Our program ends with Dvořák’s symphonic masterpiece, the beloved "New World Symphony". Inspired by the sights, sounds and stories that the Czech master encountered during his visit to the US, this work was a constant companion to us during our Canadian and European tours. Keeping such a concert hall warhorse fresh is, paradoxical as it sounds, a matter of constantly revisiting the original text, intentions and inspirations of the composer. It is a great challenge and a joy to keep revisiting such a work and demands everything of an orchestra: from the delicate opening - not too fast, not too slow, blended, balanced, singing, mysterious yet taught (this is a symphony not a tone poem) - through to the exquisitely lyrical slow movement and on into that famous finale, there is nothing that a performer should ever take for granted. I hope that our interpretation imbues you with that sense of precision, fidelity and passion that were worked so hard to achieve and that you enjoy every note of what was for us, an historic concert!

 

Lonely Child:

Beauteous child of light sleep, sleep, sleep, forever sleep.

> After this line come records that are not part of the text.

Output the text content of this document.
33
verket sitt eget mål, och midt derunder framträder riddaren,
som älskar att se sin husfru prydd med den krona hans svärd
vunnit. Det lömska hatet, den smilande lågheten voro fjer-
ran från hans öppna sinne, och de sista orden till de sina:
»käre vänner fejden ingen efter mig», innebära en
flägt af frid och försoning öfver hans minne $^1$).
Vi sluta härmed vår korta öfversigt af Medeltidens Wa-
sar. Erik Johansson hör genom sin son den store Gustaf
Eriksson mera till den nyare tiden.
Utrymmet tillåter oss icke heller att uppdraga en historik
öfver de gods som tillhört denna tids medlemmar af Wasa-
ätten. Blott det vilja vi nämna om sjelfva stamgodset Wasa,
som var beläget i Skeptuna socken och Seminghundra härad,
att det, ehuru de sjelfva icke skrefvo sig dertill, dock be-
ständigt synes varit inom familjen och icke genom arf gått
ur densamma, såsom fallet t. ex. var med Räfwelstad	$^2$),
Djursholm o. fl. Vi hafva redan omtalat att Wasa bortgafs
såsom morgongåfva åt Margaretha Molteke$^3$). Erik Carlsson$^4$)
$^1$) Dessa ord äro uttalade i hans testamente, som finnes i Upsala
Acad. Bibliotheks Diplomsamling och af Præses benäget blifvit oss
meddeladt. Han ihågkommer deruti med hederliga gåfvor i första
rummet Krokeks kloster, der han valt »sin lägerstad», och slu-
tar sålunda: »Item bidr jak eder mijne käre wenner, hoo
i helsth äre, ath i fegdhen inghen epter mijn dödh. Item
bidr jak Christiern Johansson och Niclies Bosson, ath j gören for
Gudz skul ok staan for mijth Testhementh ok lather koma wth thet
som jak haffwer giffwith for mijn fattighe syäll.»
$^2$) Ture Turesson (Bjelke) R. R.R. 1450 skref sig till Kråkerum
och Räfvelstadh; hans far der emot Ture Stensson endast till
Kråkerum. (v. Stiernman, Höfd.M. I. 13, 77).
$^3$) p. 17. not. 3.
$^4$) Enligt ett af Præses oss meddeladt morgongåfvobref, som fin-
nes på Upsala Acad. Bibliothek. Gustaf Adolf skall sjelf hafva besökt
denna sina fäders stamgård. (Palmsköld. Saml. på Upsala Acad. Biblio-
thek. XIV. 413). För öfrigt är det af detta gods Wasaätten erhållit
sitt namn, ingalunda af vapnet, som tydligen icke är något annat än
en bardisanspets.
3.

The dreams will come, the gentle fairies will come and dance with thee.

Wonder, the fairies and the elves will fête thee and the merry farandole will inebriate thee.

Friend.

Sleep, my child.  Open up, doors of diamond, sumptuous palaces,

     my child, the swallows will guide thy steps.

Kuré nouyazo na-oudè waki nannoni eudou-a.

Sleep, my child.

Dadodi yo rrr-zu-i yo a-e-i dage dage da è-i-ou dage dage ou-a-è dagè dadoudè dagè dagè dagè

     na-ou-è ka jadè-do yanousè mayo rès tè de-i-a wè nanoni nowi i-è ka.

The stars make prodigious leaps in space, time, dimensions striped with coloured zebra-markings.

The times discuss Merlin in parables, the wondrous magicians splash the glowing sun with gold, the

     acrobats touch with their nose the mischievous stars, the gardens make the mauve monks dream.

Children’s dreams, give me your hand and let us go and look up the fairy Carabosse. Her palace of jade, lying amidst pieces of forgotten dreams, is already floating in eternity.

Oh, queen of blue dawns, give me, please, eternity.

Oh, Queen.

Koré noy Tazio.

Koré kore Tazio Tazio Tazio.

Koré noy na-ou yasin kè.

The gentle helianthus directs the sublime energy towards the stars, Tazio. The language of the fairies, you will speak it and you will know love, Tazio. Tenderly, your green eyes will dip into dregs of outmoded tales to create a real one, yours, Tazio. And the hope of time, of time.

Beyond time, my child appears, the stars n the sky are shining

     for you, Tazio, and will love you forever and ever.